Ok let's think logically: all these new shaders have to be connected to the L2 cache, those connections take some space. Then you'll probably need a larger(and/or faster) L2, unless you want to leave all those new shiny cores starved for information. Then the back-end with the 50% more TMUs will need to be rewired and all of these new changes will need to be tested over and over and over...I dunno man you make it sounds a lot easier than it actually is.
Nothing is wired as you say. Fermi is 100% modular and every step was designed so that you can add anything in a LEGO fashion, from SIMDs, to SMs, to complete GPCs. Buffers and pooled buses are placed between every step for that purpose and the performance penalty that Fermi suffers in terms of SP/performance in comparison with G80/G92/GT200 supposedly comes from this re-alignment.

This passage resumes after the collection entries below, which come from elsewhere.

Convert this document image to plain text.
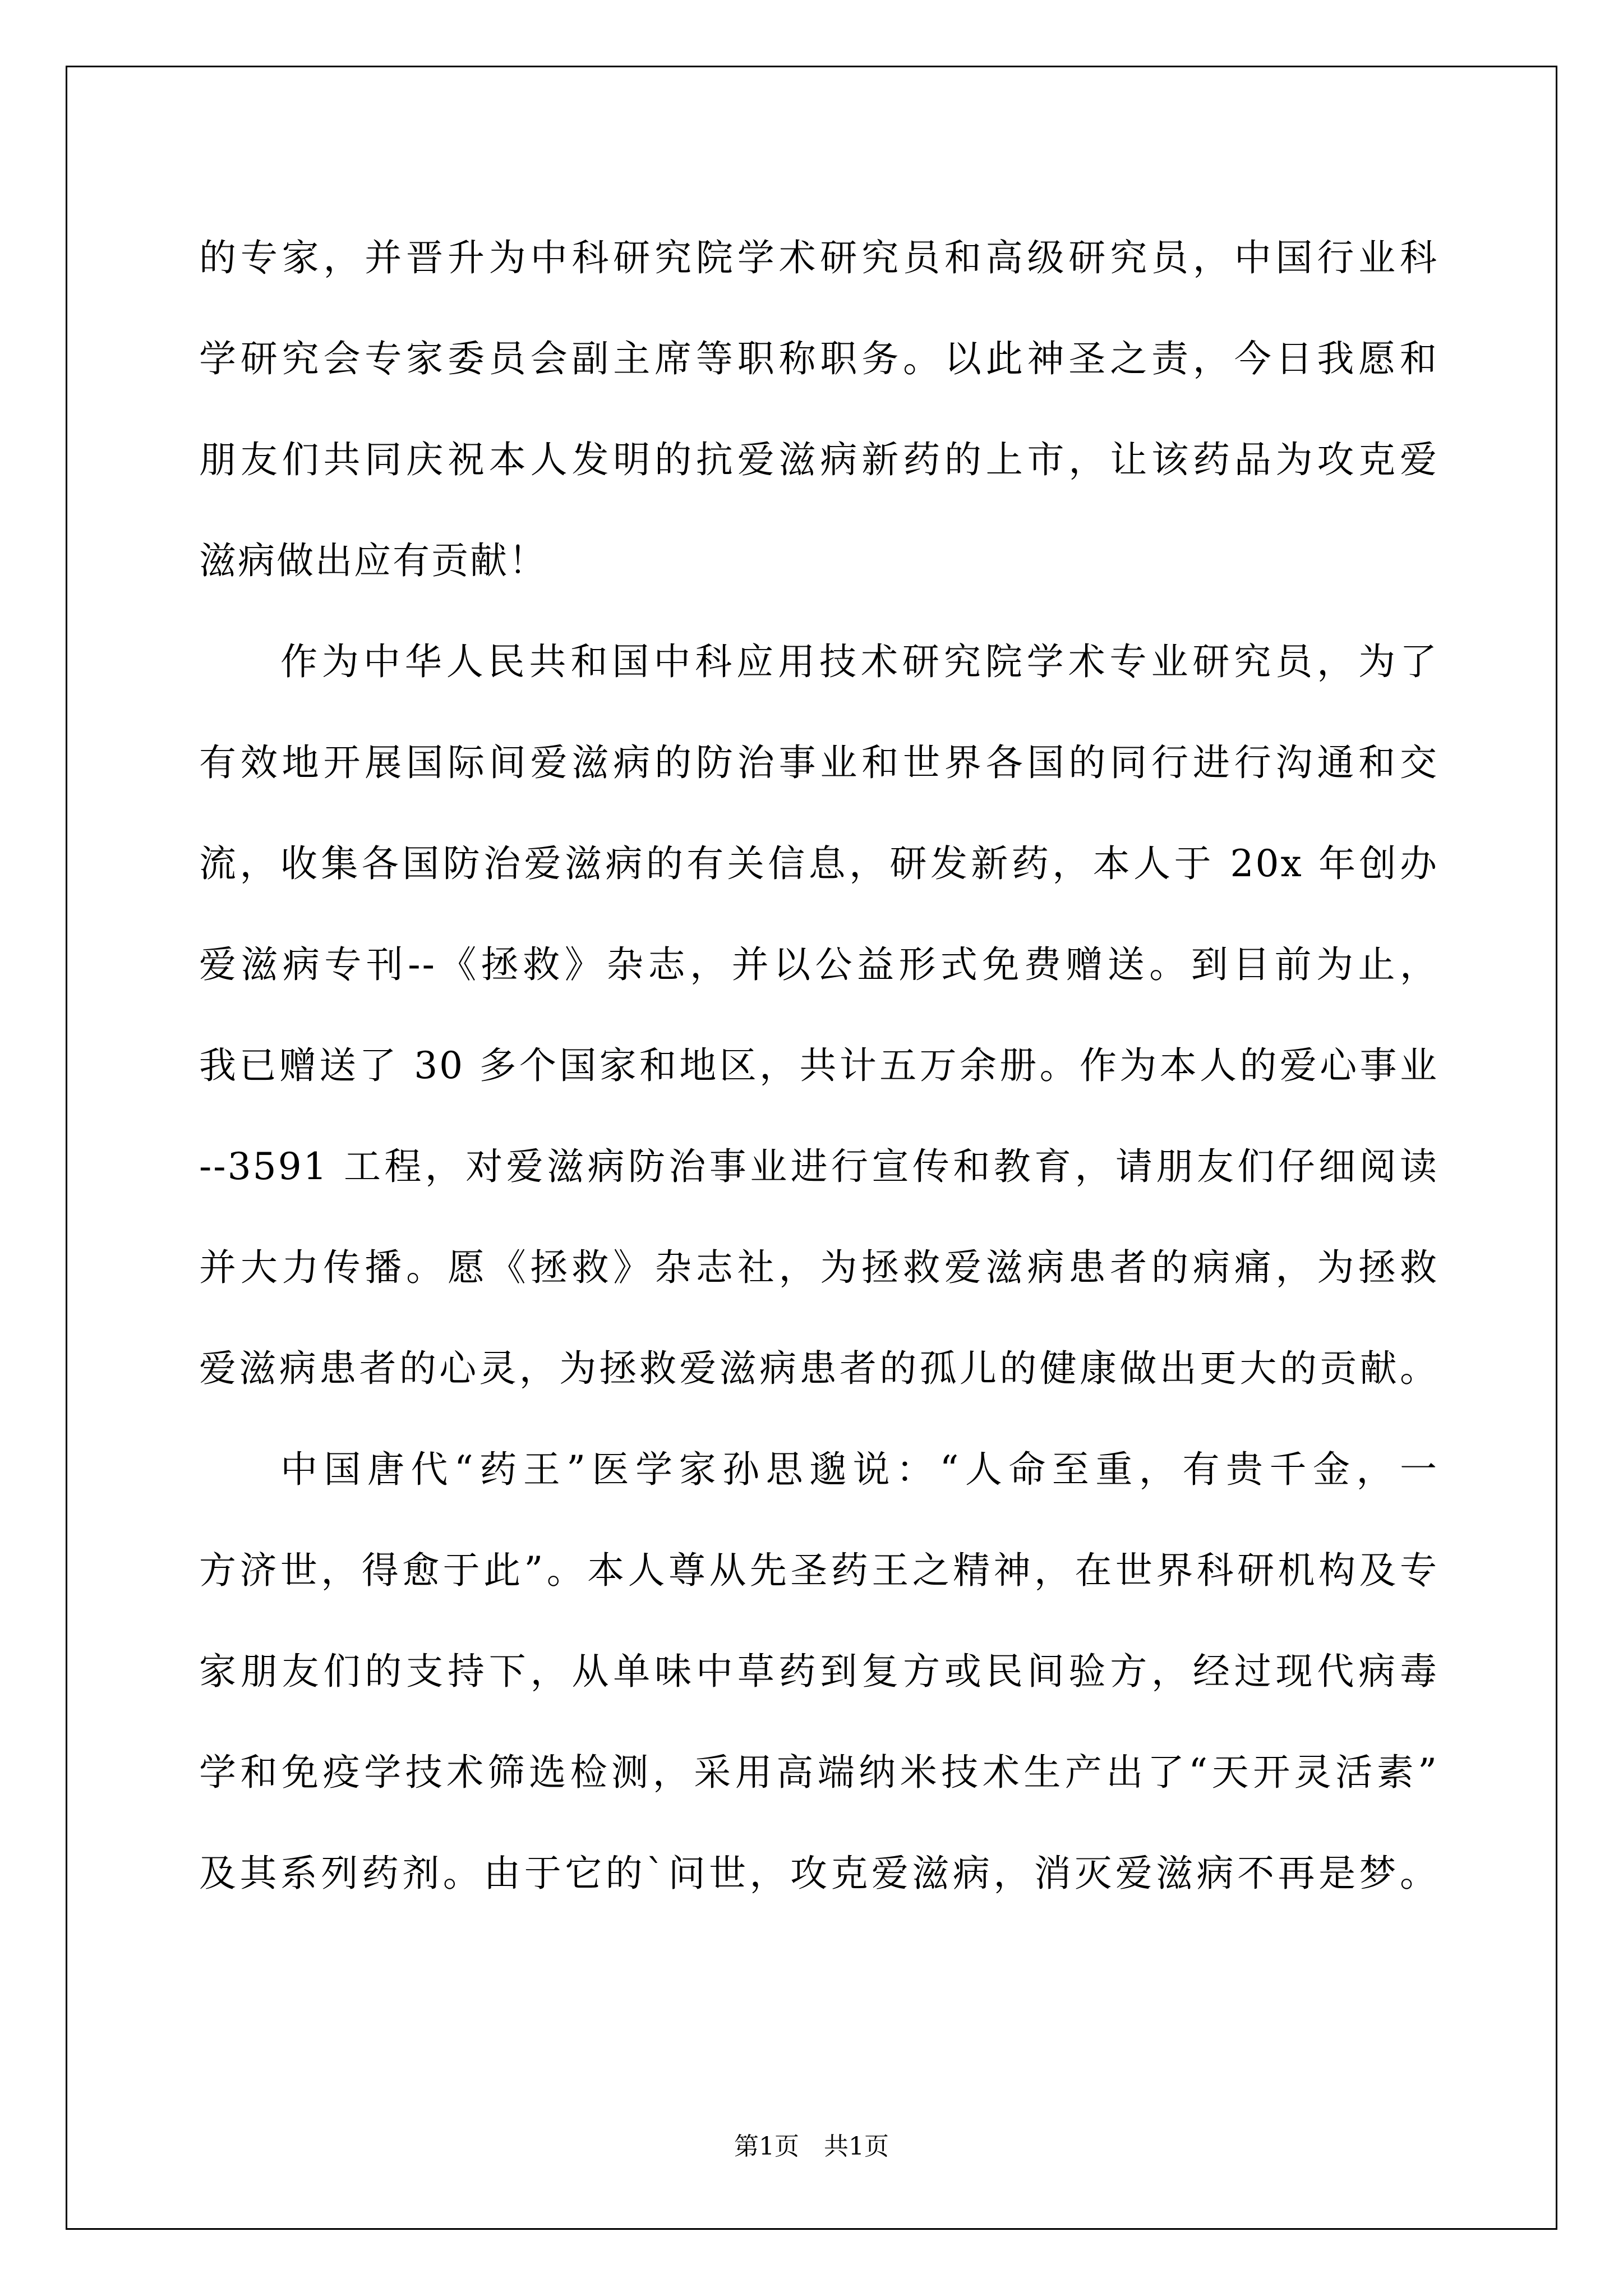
的专家，并晋升为中科研究院学术研究员和高级研究员，中国行业科
学研究会专家委员会副主席等职称职务。以此神圣之责，今日我愿和
朋友们共同庆祝本人发明的抗爱滋病新药的上市，让该药品为攻克爱
滋病做出应有贡献！
作为中华人民共和国中科应用技术研究院学术专业研究员，为了
有效地开展国际间爱滋病的防治事业和世界各国的同行进行沟通和交
流，收集各国防治爱滋病的有关信息，研发新药，本人于 20x 年创办
爱滋病专刊--《拯救》杂志，并以公益形式免费赠送。到目前为止，
我已赠送了 30 多个国家和地区，共计五万余册。作为本人的爱心事业
--3591 工程，对爱滋病防治事业进行宣传和教育，请朋友们仔细阅读
并大力传播。愿《拯救》杂志社，为拯救爱滋病患者的病痛，为拯救
爱滋病患者的心灵，为拯救爱滋病患者的孤儿的健康做出更大的贡献。
中国唐代“药王”医学家孙思邈说：“人命至重，有贵千金，一
方济世，得愈于此”。本人尊从先圣药王之精神，在世界科研机构及专
家朋友们的支持下，从单味中草药到复方或民间验方，经过现代病毒
学和免疫学技术筛选检测，采用高端纳米技术生产出了“天开灵活素”
及其系列药剂。由于它的`问世，攻克爱滋病，消灭爱滋病不再是梦。
第1页　共1页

The trade off was made (just like when Ati created R600), now it's time to add the components that actually do the work.
Yeah, maybe it's not as easy as I made it out to be, but it certainly isn't as difficult as a competely new chip. It's been 6+ months since GF104 was finished (not released). 6 months is more than enough to make that thing and then some. Besides forget about release times, it's internal times which we have to look at, and thse are unknown. Release dates for GF104, 106 and 108 were not based on when the design was finished, but on when can I make enough of them for a proper release,
without eating up on production of the chips that make me most money, that is higher end ones. Bottom line Fermi derivatives were probably almost finished probably even before GF100 cards were released. Enough time for anything.

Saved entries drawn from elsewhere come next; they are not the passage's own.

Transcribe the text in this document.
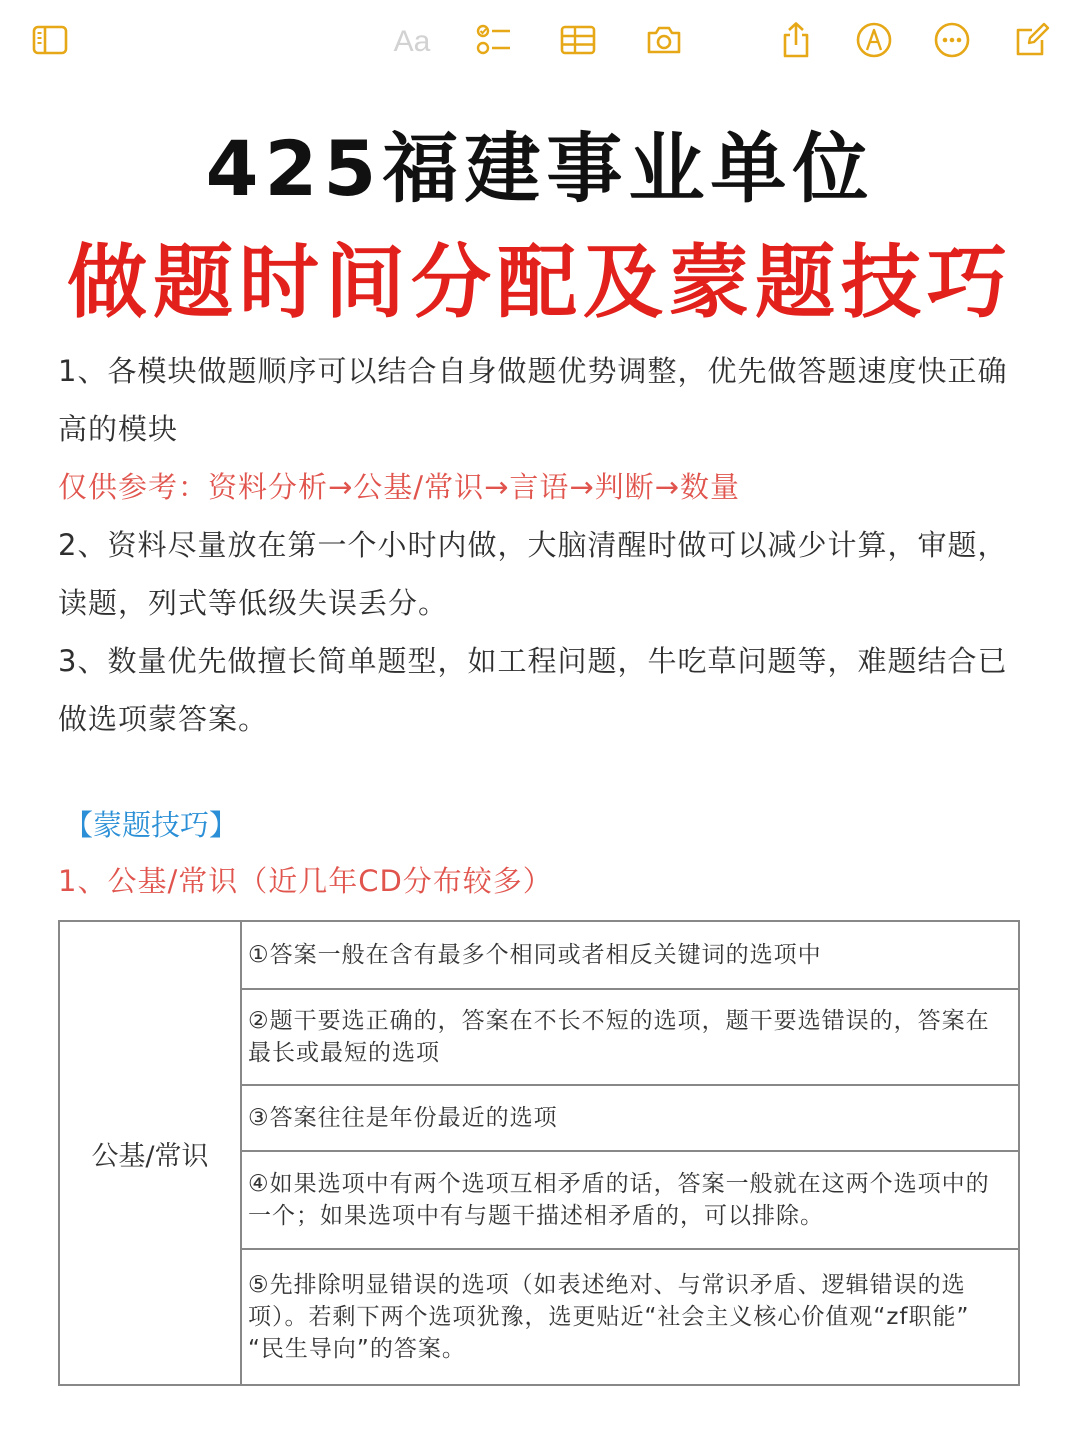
Aa
425福建事业单位
做题时间分配及蒙题技巧
1、各模块做题顺序可以结合自身做题优势调整，优先做答题速度快正确高的模块
仅供参考：资料分析→公基/常识→言语→判断→数量
2、资料尽量放在第一个小时内做，大脑清醒时做可以减少计算，审题，读题，列式等低级失误丢分。
3、数量优先做擅长简单题型，如工程问题，牛吃草问题等，难题结合已做选项蒙答案。
【蒙题技巧】
1、公基/常识（近几年CD分布较多）
公基/常识
①答案一般在含有最多个相同或者相反关键词的选项中
②题干要选正确的，答案在不长不短的选项，题干要选错误的，答案在最长或最短的选项
③答案往往是年份最近的选项
④如果选项中有两个选项互相矛盾的话，答案一般就在这两个选项中的一个；如果选项中有与题干描述相矛盾的，可以排除。
⑤先排除明显错误的选项（如表述绝对、与常识矛盾、逻辑错误的选项）。若剩下两个选项犹豫，选更贴近“社会主义核心价值观“zf职能” “民生导向”的答案。
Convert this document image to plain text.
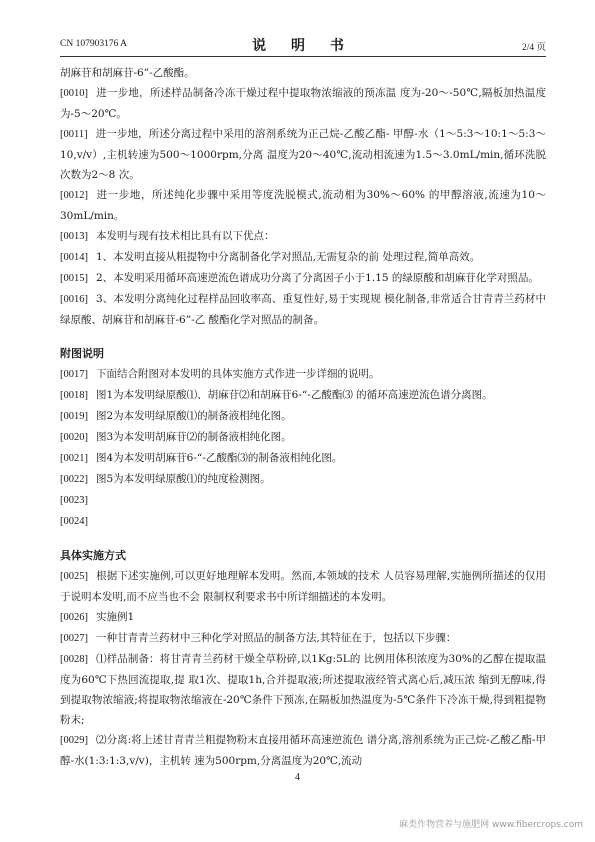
CN 107903176 A	说 明 书	2/4 页

胡麻苷和胡麻苷-6”-乙酸酯。

[0010] 进一步地，所述样品制备冷冻干燥过程中提取物浓缩液的预冻温 度为-20～-50℃,隔板加热温度为-5～20℃。

[0011] 进一步地，所述分离过程中采用的溶剂系统为正己烷-乙酸乙酯- 甲醇-水（1～5:3～10:1～5:3～10,v/v）,主机转速为500～1000rpm,分离 温度为20～40℃,流动相流速为1.5～3.0mL/min,循环洗脱次数为2～8 次。

[0012] 进一步地，所述纯化步骤中采用等度洗脱模式,流动相为30%～60% 的甲醇溶液,流速为10～30mL/min。

[0013] 本发明与现有技术相比具有以下优点：

[0014] 1、本发明直接从粗提物中分离制备化学对照品,无需复杂的前 处理过程,简单高效。

[0015] 2、本发明采用循环高速逆流色谱成功分离了分离因子小于1.15 的绿原酸和胡麻苷化学对照品。

[0016] 3、本发明分离纯化过程样品回收率高、重复性好,易于实现规 模化制备,非常适合甘青青兰药材中绿原酸、胡麻苷和胡麻苷-6”-乙 酸酯化学对照品的制备。

附图说明

[0017] 下面结合附图对本发明的具体实施方式作进一步详细的说明。

[0018] 图1为本发明绿原酸⑴、胡麻苷⑵和胡麻苷6-“-乙酸酯⑶ 的循环高速逆流色谱分离图。

[0019] 图2为本发明绿原酸⑴的制备液相纯化图。

[0020] 图3为本发明胡麻苷⑵的制备液相纯化图。

[0021] 图4为本发明胡麻苷6-“-乙酸酯⑶的制备液相纯化图。

[0022] 图5为本发明绿原酸⑴的纯度检测图。

[0023]

[0024]

具体实施方式

[0025] 根据下述实施例,可以更好地理解本发明。然而,本领域的技术 人员容易理解,实施例所描述的仅用于说明本发明,而不应当也不会 限制权利要求书中所详细描述的本发明。

[0026] 实施例1

[0027] 一种甘青青兰药材中三种化学对照品的制备方法,其特征在于，包括以下步骤：

[0028] ⑴样品制备：将甘青青兰药材干燥全草粉碎,以1Kg:5L的 比例用体积浓度为30%的乙醇在提取温度为60℃下热回流提取,提 取1次、提取1h,合并提取液;所述提取液经管式离心后,减压浓 缩到无醇味,得到提取物浓缩液;将提取物浓缩液在-20℃条件下预冻,在隔板加热温度为-5℃条件下冷冻干燥,得到粗提物粉末;

[0029] ⑵分离:将上述甘青青兰粗提物粉末直接用循环高速逆流色 谱分离,溶剂系统为正己烷-乙酸乙酯-甲醇-水(1:3:1:3,v/v)，主机转 速为500rpm,分离温度为20℃,流动

4
麻类作物营养与施肥网 www.fibercrops.com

EDIT: And no, you don't need more L2. Fermi had much more L2 than any GPU will ever need. Reason GPGPU (GF100 is and will always be the GPGPU chip, just like G80 always was the GPGPU part, G92 existed oly like a gaming chip tho). GF104 is showing any decrease in performance due to less L2 per SP? No, not a single 1%. And 50% more SPs per SM were added. Adding another 16 SP, equalling a 33% increase is not going to change that either.
Also:
If only these things worked so linearly...
They don't indeed, but it's actually the other way around as you are suggesting and in absolute favor for the "3/2 GF104-GF110":
- Doubling execution units usually never doubles transistor count or die area, especially die area. And you waste less area in "margins" (I know there's a term for that). i.e:
Ati
Redwood = 627 million
Juniper = 1040 million
Cypress = 2150 million, more than twice yes, but it does not count because it has at least a massive difference in that it supports 64 bit, while Juniper and below don't.
RV730 = 514 million (remember 320 SP)
RV740 = 826 million (640 SP)
RV770 = 956 million (800 SP)
Nvidia
GF108 = 585 million
GF106 = 1170 million
GF104 = 1950 million
- Power requirement increases are almost always lower than the actual active transistor increase.